Roger Storey, Marketing Director of CF Sharp Crew Management, which works with cruise lines such as NCL, Oceana and Regent Seven Seas, recalled: “We were quick to identify the importance of bringing crew home. Starting as early as March 19, we began bringing our seafarers home. Working with our cruise industry clients, our first charter flight arrived in Manila on April 1st, and was followed by 14 more over the coming weeks.

“At the time every hotel in Manila had shut down and no facilities had been approved for quarantine by the Philippine Government’s Bureau of Quarantine (BoQ). Thanks to the 24 hours a day work of the Sharp Travel team, we were able to get numerous hotels approved for quarantine – both facility quarantine and stringent facility quarantine. Hotel rooms weren’t easy to come by but we worked hard to find them and I am pleased to report that, at the peak, we engaged more than 20 hotels and every crew member got a hotel room – and a single room at that!”

Thanking the CF Sharp team for going “above and beyond the call of duty” he said: “We have had to pave the way for these repatriations to happen, finding solutions to all the challenges and reacting quickly to changing regulations.”

CF Sharp staff have overcome many challenges. Mr Storey said: “In the beginning everything went really well with most crew members completing their compulsory quarantine before going home.
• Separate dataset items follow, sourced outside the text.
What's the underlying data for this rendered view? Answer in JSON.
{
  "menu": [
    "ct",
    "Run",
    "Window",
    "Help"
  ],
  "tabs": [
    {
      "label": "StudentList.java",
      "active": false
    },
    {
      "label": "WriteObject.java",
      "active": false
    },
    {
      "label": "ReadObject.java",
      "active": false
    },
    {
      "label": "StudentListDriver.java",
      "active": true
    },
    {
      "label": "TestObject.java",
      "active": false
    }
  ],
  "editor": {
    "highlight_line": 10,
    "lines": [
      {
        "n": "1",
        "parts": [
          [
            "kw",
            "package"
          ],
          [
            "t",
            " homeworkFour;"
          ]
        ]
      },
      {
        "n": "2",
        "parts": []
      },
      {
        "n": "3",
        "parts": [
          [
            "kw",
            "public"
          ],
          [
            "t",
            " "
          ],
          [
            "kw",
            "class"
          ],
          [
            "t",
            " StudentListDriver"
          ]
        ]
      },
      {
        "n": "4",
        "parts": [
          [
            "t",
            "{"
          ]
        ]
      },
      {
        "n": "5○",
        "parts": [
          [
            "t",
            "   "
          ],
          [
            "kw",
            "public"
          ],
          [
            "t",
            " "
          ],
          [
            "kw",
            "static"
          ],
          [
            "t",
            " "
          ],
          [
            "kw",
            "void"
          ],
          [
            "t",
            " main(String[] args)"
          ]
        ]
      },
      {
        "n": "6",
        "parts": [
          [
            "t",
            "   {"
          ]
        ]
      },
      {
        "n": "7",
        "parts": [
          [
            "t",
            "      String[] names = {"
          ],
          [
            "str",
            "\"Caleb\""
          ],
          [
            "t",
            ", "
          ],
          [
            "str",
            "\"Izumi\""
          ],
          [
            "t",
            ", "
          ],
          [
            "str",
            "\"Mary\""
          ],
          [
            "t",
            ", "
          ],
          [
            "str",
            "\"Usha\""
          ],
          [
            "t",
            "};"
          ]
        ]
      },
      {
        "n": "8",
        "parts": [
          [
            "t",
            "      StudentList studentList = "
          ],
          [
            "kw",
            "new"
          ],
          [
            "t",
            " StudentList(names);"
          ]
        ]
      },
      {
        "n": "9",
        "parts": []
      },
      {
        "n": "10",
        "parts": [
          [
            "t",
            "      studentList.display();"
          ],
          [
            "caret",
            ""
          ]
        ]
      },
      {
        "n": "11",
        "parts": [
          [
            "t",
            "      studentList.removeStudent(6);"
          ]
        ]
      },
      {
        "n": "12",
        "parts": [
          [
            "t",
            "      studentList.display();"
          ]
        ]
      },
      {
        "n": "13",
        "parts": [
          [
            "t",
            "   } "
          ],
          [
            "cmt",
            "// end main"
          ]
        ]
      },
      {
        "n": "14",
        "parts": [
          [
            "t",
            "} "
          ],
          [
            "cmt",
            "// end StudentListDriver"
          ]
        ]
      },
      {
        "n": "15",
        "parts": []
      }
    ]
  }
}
The real problems started when swab testing became mandatory but test results were slow to come back – and in some cases didn’t! We had some crew sitting in hotel rooms for 30 days or more some of them ended up having to redo the swab test.”

With such large volumes of crew to be repatriated, Sharp has now turned to cruise liners to bring them home. This week (Tuesday 16th June) the NCL cruise ship Norwegian Joy is expected to arrive at the Philippines from the US west coast with 467 Filipinos crew onboard of which 350 will ‘offsign’ being long overdue for crew relief. Also onboard are 312 Indian seafarers who are due to then fly home to Goa and Mumbai. A number of Chinese seafarers will be flown back to China or remain onboard awaiting the arrival of a further vessel, the Norwegian Escape.
Upon arrival and following ship clearance, the 350 offsigning seafarers will undergo swab tests with results expected back within 2/3 days. Negative tests will enable them to depart the ship and return their homes and families.

Meanwhile the new crew who are due to join the vessel have been selected after undergoing swab tests and complying with all new pre-employment medical requirements, which now include having a ‘flu’ vaccination.

The Norwegian Escape is scheduled to arrive from Europe on approximately the 13th July carrying 550 Filipinos who will all follow the above procedures, together with any new requirements. The vessel will also bring further Chinese seafarers and at present the plan is for the ship to sail to China with all the Chinese seafarers from both Joy and Escape.

Mr Storey commented: “This is an ongoing and mammoth undertaking but we are proud to be able to do all we can for crew members around the world at this difficult time.”